Charles Thomas, Prince of Löwenstein-Wertheim-Rochefort explained

Charles Thomas
Full Name:German: Karl Thomas
Reign:11 March 1735 – 6 June 1789
Reign-Type:Period
Predecessor:Dominic Marquard
Successor:Dominic Constantine
Succession:Prince of Löwenstein-Wertheim-Rochefort
Spouse:Princess Maria Charlotte of Schleswig-Holstein-Sonderburg-Wiesenburg
Maria Josepha von Stipplin (morganatic)
Issue:Leopoldine, Princess of Hohenlohe-Waldenburg-Schillingsfürst
House:House of Löwenstein-Wertheim-Rochefort
Father:Dominic Marquard, Prince of Löwenstein-Wertheim-Rochefort
Mother:Landgravine Christine of Hesse-Wanfried
Birth Date:7 March 1714
Birth Place:Augsburg
Death Place:Kleinheubach

Charles Thomas, 3rd Prince of Löwenstein-Wertheim-Rochefort (7 March 1714 – 6 June 1789) was from 1735 to 1789 the third Prince of Löwenstein-Wertheim-Rochefort.

Family

Charles Thomas was the eldest son and second children of Dominic Marquard, 2nd Prince of Löwenstein-Wertheim-Rochefort (1690–1735) and his wife Christine Franziska Polyxena (1688-1728) a daughter of Charles, Landgrave of Hesse-Wanfried by his second wife Countess Juliane Alexandrine of Leiningen-Dagsburg.

On 7 July 1736 in Vienna he married Princess Maria Charlotte of Holstein-Wiesenburg (1718–1765), daughter of Leopold, Duke of Schleswig-Holstein-Sonderburg-Wiesenburg. Their only child and daughter Leopoldine (1739 - 1765) married in 1761 her cousin, Charles Albert II, Prince of Hohenlohe-Waldenburg-Schillingsfürst (1742-1796).
After the death of his first wife, he married morganatically on 4 February 1770 Maria Josepha von Stipplin (1735-1799). This marriage was without issue.

Study

Charles Thomas studied in Prague and in Paris.
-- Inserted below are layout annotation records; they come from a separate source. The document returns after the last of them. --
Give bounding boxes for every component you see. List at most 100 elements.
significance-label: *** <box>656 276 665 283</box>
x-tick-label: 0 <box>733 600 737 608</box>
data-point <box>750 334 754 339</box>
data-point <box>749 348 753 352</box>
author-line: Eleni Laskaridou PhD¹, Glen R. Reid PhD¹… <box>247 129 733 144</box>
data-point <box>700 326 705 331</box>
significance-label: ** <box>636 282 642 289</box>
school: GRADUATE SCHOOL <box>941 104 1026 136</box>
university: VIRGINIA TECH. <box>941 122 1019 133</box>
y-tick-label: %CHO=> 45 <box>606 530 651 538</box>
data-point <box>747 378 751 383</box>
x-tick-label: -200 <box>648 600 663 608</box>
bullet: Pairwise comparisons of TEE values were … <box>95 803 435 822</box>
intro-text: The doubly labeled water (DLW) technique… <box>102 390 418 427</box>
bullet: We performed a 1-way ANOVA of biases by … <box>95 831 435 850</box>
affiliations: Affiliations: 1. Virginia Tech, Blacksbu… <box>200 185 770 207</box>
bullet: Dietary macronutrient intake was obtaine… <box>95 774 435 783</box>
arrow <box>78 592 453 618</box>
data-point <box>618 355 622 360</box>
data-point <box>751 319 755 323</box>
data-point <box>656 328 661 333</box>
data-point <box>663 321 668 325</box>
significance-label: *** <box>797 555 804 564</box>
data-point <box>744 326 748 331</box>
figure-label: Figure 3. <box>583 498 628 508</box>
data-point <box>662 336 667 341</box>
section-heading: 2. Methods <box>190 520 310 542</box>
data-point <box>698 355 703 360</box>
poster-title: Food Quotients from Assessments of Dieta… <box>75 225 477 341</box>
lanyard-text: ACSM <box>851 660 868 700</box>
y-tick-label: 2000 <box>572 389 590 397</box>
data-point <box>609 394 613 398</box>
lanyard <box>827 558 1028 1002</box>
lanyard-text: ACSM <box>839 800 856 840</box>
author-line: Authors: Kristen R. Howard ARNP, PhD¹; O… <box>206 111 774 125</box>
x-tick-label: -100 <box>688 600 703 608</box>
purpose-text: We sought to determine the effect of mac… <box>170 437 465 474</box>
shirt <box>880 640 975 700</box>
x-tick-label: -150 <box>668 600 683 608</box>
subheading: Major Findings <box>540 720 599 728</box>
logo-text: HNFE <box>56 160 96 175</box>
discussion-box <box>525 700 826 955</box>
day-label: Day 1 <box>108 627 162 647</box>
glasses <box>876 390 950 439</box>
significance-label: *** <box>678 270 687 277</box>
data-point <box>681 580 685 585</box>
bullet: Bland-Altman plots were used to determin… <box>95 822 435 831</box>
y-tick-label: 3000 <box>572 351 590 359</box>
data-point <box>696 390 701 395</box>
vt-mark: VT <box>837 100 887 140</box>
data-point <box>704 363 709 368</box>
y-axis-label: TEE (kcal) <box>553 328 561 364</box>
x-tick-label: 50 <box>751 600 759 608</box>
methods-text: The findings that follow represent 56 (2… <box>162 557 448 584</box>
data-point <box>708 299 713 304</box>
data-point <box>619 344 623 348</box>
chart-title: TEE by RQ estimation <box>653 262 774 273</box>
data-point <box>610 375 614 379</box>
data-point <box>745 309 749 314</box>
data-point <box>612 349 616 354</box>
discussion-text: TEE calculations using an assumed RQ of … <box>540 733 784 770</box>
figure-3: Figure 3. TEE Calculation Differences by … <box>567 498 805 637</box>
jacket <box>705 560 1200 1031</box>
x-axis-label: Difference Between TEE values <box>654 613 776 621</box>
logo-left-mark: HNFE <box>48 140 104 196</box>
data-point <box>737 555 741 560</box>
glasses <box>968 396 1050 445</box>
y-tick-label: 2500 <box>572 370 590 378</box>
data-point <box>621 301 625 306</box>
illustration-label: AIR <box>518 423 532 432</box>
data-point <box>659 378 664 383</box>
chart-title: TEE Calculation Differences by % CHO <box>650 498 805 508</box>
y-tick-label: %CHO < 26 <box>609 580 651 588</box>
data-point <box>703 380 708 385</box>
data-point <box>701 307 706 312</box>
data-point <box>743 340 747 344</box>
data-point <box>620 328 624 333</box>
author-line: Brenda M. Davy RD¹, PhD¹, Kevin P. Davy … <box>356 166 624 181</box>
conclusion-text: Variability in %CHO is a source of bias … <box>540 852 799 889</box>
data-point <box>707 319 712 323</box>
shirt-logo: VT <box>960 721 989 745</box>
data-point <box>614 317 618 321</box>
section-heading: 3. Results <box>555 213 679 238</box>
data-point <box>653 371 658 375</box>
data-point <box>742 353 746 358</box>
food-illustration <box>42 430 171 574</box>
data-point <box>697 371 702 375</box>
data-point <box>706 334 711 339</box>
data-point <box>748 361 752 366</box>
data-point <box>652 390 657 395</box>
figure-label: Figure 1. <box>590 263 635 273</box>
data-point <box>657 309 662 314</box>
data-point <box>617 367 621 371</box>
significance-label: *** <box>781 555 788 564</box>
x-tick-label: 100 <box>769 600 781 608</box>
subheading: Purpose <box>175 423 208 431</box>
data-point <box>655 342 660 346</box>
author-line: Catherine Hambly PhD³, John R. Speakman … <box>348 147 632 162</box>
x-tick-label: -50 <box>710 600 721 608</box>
From 1735 he was a corresponding member of the Académie française and during his life he hold a large library.[1]

Military career

On 4 May 1758 he was made a Palatine Lieutenant General and on 31 December 1769 imperial Lieutenant Fieldmarshal.

Successor

After more than fifty years as reigning prince and without legitimate male heirs, Charles Thomas was succeeded after his death by his nephew, Dominic Constantine (1762-1814), son of his youngest brother Prince Theodor Alexander of Löwenstein-Wertheim-Rochefort (1722-1780).